Film critic A. H. Weiler in The New York Times gave the film a generally positive review, singling out the color and special effects for praise. "There's that color, as pretty as can be, that now and then smites the eye with some genuinely artistic panoramas and décor designs." Hazel Flynn of the Los Angeles Citizen News stated, "the sight of the huge flying monster flapping its wings is one of the most impressive special effects I've ever encountered." Boxoffice magazine called the film "one of the best of its kind." A reviewer for Variety called the film "ludicrous" and "haphazardly executed", stating, "the post-dubbed film is too awkward in dramatic construction and crude in histrionic style to score appreciably at the box office."

===Home media===
In 2009, the Japanese and American versions of Mothra were released on DVD by Sony Pictures Home Entertainment through their Icons of Sci-fi: Toho Collection set.

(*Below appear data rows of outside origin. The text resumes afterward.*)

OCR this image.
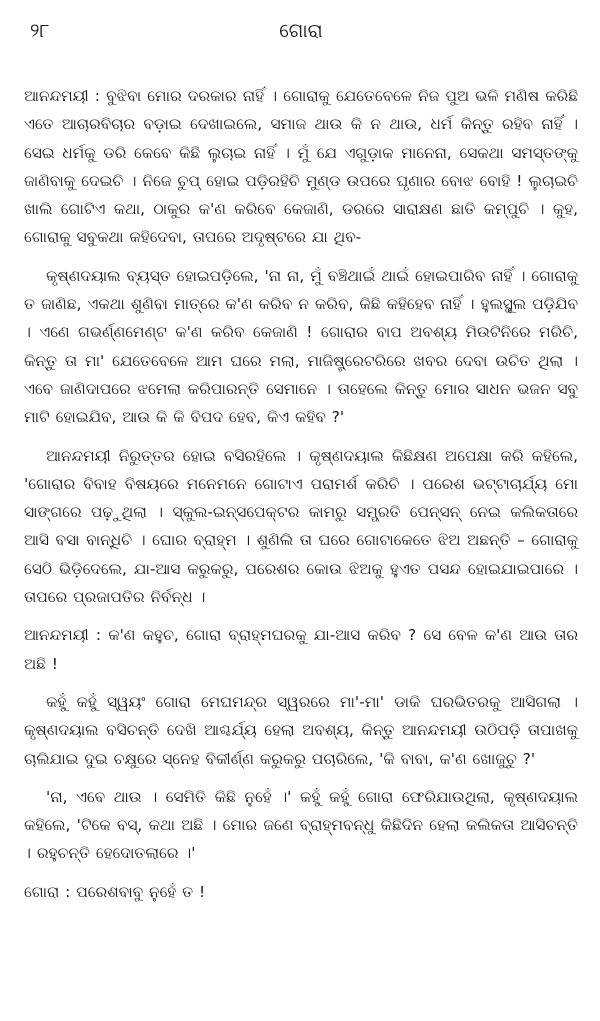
୨୮	ଗୋରା

ଆନନ୍ଦମୟୀ : ବୁଝିବା ମୋର ଦରକାର ନାହିଁ । ଗୋରାକୁ ଯେତେବେଳେ ନିଜ ପୁଅ ଭଳି ମଣିଷ କରିଛି ଏତେ ଆଚାରବିଚାର ବଡ଼ାଇ ଦେଖାଇଲେ, ସମାଜ ଥାଉ କି ନ ଥାଉ, ଧର୍ମ କିନ୍ତୁ ରହିବ ନାହିଁ । ସେଇ ଧର୍ମକୁ ଡରି କେବେ କିଛି ଲୁଚାଇ ନାହିଁ । ମୁଁ ଯେ ଏଗୁଡ଼ାକ ମାନେନା, ସେକଥା ସମସ୍ତଙ୍କୁ ଜାଣିବାକୁ ଦେଇଚି । ନିଜେ ଚୁପ୍ ହୋଇ ପଡ଼ିରହିଚି ମୁଣ୍ଡ ଉପରେ ଘୃଣାର ବୋଝ ବୋହି ! ଲୁଚାଇଚି ଖାଲି ଗୋଟିଏ କଥା, ଠାକୁର କ'ଣ କରିବେ କେଜାଣି, ଡରରେ ସାରାକ୍ଷଣ ଛାତି କମ୍ପୁଚି । କୁହ, ଗୋରାକୁ ସବୁକଥା କହିଦେବା, ତାପରେ ଅଦୃଷ୍ଟରେ ଯା ଥିବ-

କୃଷ୍ଣଦୟାଲ ବ୍ୟସ୍ତ ହୋଇପଡ଼ିଲେ, 'ନା ନା, ମୁଁ ବଞ୍ଚିଥାଇଁ ଥାଇଁ ହୋଇପାରିବ ନାହିଁ । ଗୋରାକୁ ତ ଜାଣିଛ, ଏକଥା ଶୁଣିବା ମାତ୍ରେ କ'ଣ କରିବ ନ କରିବ, କିଛି କହିହେବ ନାହିଁ । ହୁଲସ୍ଥୂଲ ପଡ଼ିଯିବ । ଏଣେ ଗଭର୍ଣ୍ଣମେଣ୍ଟ କ'ଣ କରିବ କେଜାଣି ! ଗୋରାର ବାପ ଅବଶ୍ୟ ମିଉଟିନିରେ ମରିଚି, କିନ୍ତୁ ତା ମା' ଯେତେବେଳେ ଆମ ଘରେ ମଲା, ମାଜିଷ୍ଟ୍ରେଟରିରେ ଖବର ଦେବା ଉଚିତ ଥିଲା । ଏବେ ଜାଣିଦାପରେ ଝମେଲା କରିପାରନ୍ତି ସେମାନେ । ତାହେଲେ କିନ୍ତୁ ମୋର ସାଧନ ଭଜନ ସବୁ ମାଟି ହୋଇଯିବ, ଆଉ କି କି ବିପଦ ହେବ, କିଏ କହିବ ?'

ଆନନ୍ଦମୟୀ ନିରୁତ୍ତର ହୋଇ ବସିରହିଲେ । କୃଷ୍ଣଦୟାଲ କିଛିକ୍ଷଣ ଅପେକ୍ଷା କରି କହିଲେ, 'ଗୋରାର ବିବାହ ବିଷୟରେ ମନେମନେ ଗୋଟାଏ ପରାମର୍ଶ କରିଚି । ପରେଶ ଭଟ୍ଟାଚାର୍ଯ୍ୟ ମୋ ସାଙ୍ଗରେ ପଢ଼ୁଥିଲା । ସ୍କୁଲ-ଇନ୍ସପେକ୍ଟର କାମରୁ ସମ୍ପ୍ରତି ପେନ୍ସନ୍ ନେଇ କଲିକତାରେ ଆସି ବସା ବାନ୍ଧିଚି । ଘୋର ବ୍ରାହ୍ମ । ଶୁଣିଲି ତା ଘରେ ଗୋଟାକେତେ ଝିଅ ଅଛନ୍ତି – ଗୋରାକୁ ସେଠି ଭିଡ଼ିଦେଲେ, ଯା-ଆସ କରୁକରୁ, ପରେଶର କୋଉ ଝିଅକୁ ହୁଏତ ପସନ୍ଦ ହୋଇଯାଇପାରେ । ତାପରେ ପ୍ରଜାପତିର ନିର୍ବନ୍ଧ ।

ଆନନ୍ଦମୟୀ : କ'ଣ କହୁଚ, ଗୋରା ବ୍ରାହ୍ମଘରକୁ ଯା-ଆସ କରିବ ? ସେ ବେଳ କ'ଣ ଆଉ ତାର ଅଛି !

କହୁଁ କହୁଁ ସ୍ୱୟଂ ଗୋରା ମେଘମନ୍ଦ୍ର ସ୍ୱରରେ ମା'-ମା' ଡାକି ଘରଭିତରକୁ ଆସିଗଲା । କୃଷ୍ଣଦୟାଲ ବସିଚନ୍ତି ଦେଖି ଆଶ୍ଚର୍ଯ୍ୟ ହେଲା ଅବଶ୍ୟ, କିନ୍ତୁ ଆନନ୍ଦମୟୀ ଉଠିପଡ଼ି ତାପାଖକୁ ଚାଲିଯାଇ ଦୁଇ ଚକ୍ଷୁରେ ସ୍ନେହ ବିକୀର୍ଣ୍ଣ କରୁକରୁ ପଚାରିଲେ, 'କି ବାବା, କ'ଣ ଖୋଜୁଚୁ ?'

'ନା, ଏବେ ଥାଉ । ସେମିତି କିଛି ନୁହେଁ ।' କହୁଁ କହୁଁ ଗୋରା ଫେରିଯାଉଥିଲା, କୃଷ୍ଣଦୟାଲ କହିଲେ, 'ଟିକେ ବସ୍, କଥା ଅଛି । ମୋର ଜଣେ ବ୍ରାହ୍ମବନ୍ଧୁ କିଛିଦିନ ହେଲା କଲିକତା ଆସିଚନ୍ତି । ରହୁଚନ୍ତି ହେଦୋତଲାରେ ।'

ଗୋରା : ପରେଶବାବୁ ନୁହେଁ ତ !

In 2019, Mill Creek Entertainment released the Japanese and American versions on a steelbook Blu-ray, under licence from Sony. A 4K remaster of the film was released on Blu-ray and 4K UHD Blu-ray in Japan on July 15, 2026.

==Legacy==
In 1961, Frankie Sakai and a Mothra prop made a cameo appearance in Cheers, Mr. Awamori. Author Steve Ryfle notes that The Song of Mothra has become a pop culture reference, stating, "even many people who've never seen this movie seem to have heard the song." Between 1996 and 1998, Toho produced a trilogy of Mothra films, titled Rebirth of Mothra, for a family friendly audience. According to Toshio Okada, Hayao Miyazaki saw Mothra during its initial release and drew inspiration from it when creating the Nausicaä of the Valley of the Wind manga series. In an interview regarding Shin Godzilla (2016), Studio Ghibli's Toshio Suzuki said he preferred Mothra to Godzilla movies. In 2017 interviews, actor Samuel L. Jackson said he is a fan of Mothra and her debut film.